Bir Hayalim Var
Adım Martin Luther King Jr. ve hikayem Atlanta, Georgia'da küçük bir çocukken başladı. O zamanlar dünya, özellikle de yaşadığım yer, insanların ten renklerine göre ayrıldığı haksız kurallarla doluydu. Buna ayrımcılık deniyordu. Beyaz arkadaşlarımın gidebildiği parklara veya yüzme havuzlarına gitmeme izin verilmiyordu. En iyi arkadaşlarımdan biri beyazdı ve birlikte oynamayı çok severdik. Ama bir gün babası artık birlikte oynamamamız gerektiğini söyledi. Nedenini anlayamamıştım ve kalbim çok kırılmıştı. Sadece ten rengimiz farklı olduğu için arkadaşlığımızın bitmesi bana çok anlamsız gelmişti. O gün içimde bir şeyler değişti. Bu haksız kuralların değişmesi gerektiğini anladım. Herkesin, rengi ne olursa olsun, eşit ve adil bir şekilde muamele görmesi gerektiğine karar verdim. Bu üzücü an, hayatım boyunca adalet için savaşma arzumun ilk kıvılcımı oldu.
Büyüdüğümde bir papaz oldum ve insanlara sevgi ve barış hakkında konuşmalar yaptım. Haksızlıkla savaşmanın yollarını ararken Mahatma Gandhi adında Hindistan'dan harika bir liderin öğretileriyle tanıştım. O, en büyük değişikliklerin bile yumruklarla değil, barışçıl protestolarla, yani cesur sözler ve barışçıl eylemlerle yapılabileceğini göstermişti.
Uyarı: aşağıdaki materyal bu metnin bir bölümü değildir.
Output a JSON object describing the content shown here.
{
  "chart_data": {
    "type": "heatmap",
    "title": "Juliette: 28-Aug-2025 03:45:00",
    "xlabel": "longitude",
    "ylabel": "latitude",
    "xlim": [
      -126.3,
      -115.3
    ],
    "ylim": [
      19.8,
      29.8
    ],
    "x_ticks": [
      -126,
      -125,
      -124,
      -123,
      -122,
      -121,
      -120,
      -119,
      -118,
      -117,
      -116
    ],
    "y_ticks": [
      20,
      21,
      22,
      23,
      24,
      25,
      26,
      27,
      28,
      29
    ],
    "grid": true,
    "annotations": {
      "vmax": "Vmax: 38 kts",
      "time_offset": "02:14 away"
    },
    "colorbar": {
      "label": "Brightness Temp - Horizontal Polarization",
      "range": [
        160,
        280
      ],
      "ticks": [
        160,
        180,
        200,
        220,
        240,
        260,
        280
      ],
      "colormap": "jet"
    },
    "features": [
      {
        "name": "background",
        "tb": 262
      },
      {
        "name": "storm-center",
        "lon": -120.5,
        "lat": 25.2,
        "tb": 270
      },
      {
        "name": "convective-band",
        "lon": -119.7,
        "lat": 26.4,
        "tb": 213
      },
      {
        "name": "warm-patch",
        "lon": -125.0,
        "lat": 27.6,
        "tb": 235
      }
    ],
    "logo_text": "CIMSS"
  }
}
Bu fikir beni çok etkiledi. Şiddet kullanmadan da güçlü olabileceğimizi anladım. 1955 yılında Rosa Parks adında cesur bir kadın, sadece ten rengi yüzünden otobüste yerini beyaz bir adama vermeyi reddettiğinde, bu barışçıl gücü kullanma zamanının geldiğini biliyordum. Montgomery Otobüs Boykotu'nu organize ettik. Bir yıldan uzun bir süre boyunca, benim gibi düşünen binlerce insan otobüslere binmeyi reddetti. İşe yürüyerek gittik, birbirimize yardım ettik ve bir araya geldik. Bu zordu ama birlikte durduğumuzda haksız kuralları değiştirebileceğimizi gösterdik. Sonunda, otobüslerdeki ayrımcılık kuralı kaldırıldı. Bu, barışçıl protestonun ne kadar güçlü olabileceğinin ilk büyük kanıtıydı.
En unutulmaz günlerden biri 28 Ağustos 1963'tü. O gün, Washington'a Yürüyüş için ülkenin dört bir yanından yüz binlerce insan toplandı. Her renkten, her yaştan insan, adalet ve eşitlik hayallerini paylaşmak için oradaydı. Kalabalığı gördüğümde hissettiğim umudu ve heyecanı asla unutamam. Sanki bütün bir ulusun kalbi aynı ritimle atıyordu. Lincoln Anıtı'nın merdivenlerinde durup o büyük kalabalığa seslendim. Onlara bir hayalim olduğunu söyledim. Dört küçük çocuğumun bir gün tenlerinin rengine göre değil, karakterlerinin içeriğine göre yargılanacağı bir ülkede yaşayacakları bir hayal. Bu, sadece benim hayalim değildi. Oradaki herkesin, evlerinde bizi izleyen milyonlarca insanın hayaliydi. Küçük beyaz çocukların küçük siyahi çocuklarla kardeş gibi el ele tutuştuğu bir dünya hayal ettim. O gün sözlerim sadece kelimelerden ibaret değildi. Hepimizin kalbinde taşıdığı ortak bir umudun sesiydi ve bu ses tüm dünyaya yayıldı.
O büyük yürüyüş ve barışçıl protestolarımız gerçekten de büyük değişikliklere yol açtı. İnsanlar sesimizi duydu. 1964'te Medeni Haklar Yasası ve 1965'te Oy Hakkı Yasası gibi yeni yasalar çıkarıldı. Bu yasalar, ayrımcılığı yasa dışı hale getirdi ve herkese oy kullanma hakkı gibi önemli haklar tanıdı. Bu, uzun ve zorlu bir mücadelenin sonucuydu ama hayalimizin gerçekleşmeye başladığını görmek harikaydı. Geriye dönüp baktığımda, her şeyin o küçük çocukken hissettiğim adaletsizlik duygusuyla başladığını görüyorum. Benim hikayem, nezaket ve adalet için çalışmanın asla bitmediğini gösteriyor. Unutmayın, her birinizin içinde dünyayı daha iyi bir yer yapma gücü var. Herkese sevgi ve saygıyla davranarak benim hayalimi yaşatmaya devam edebilirsiniz.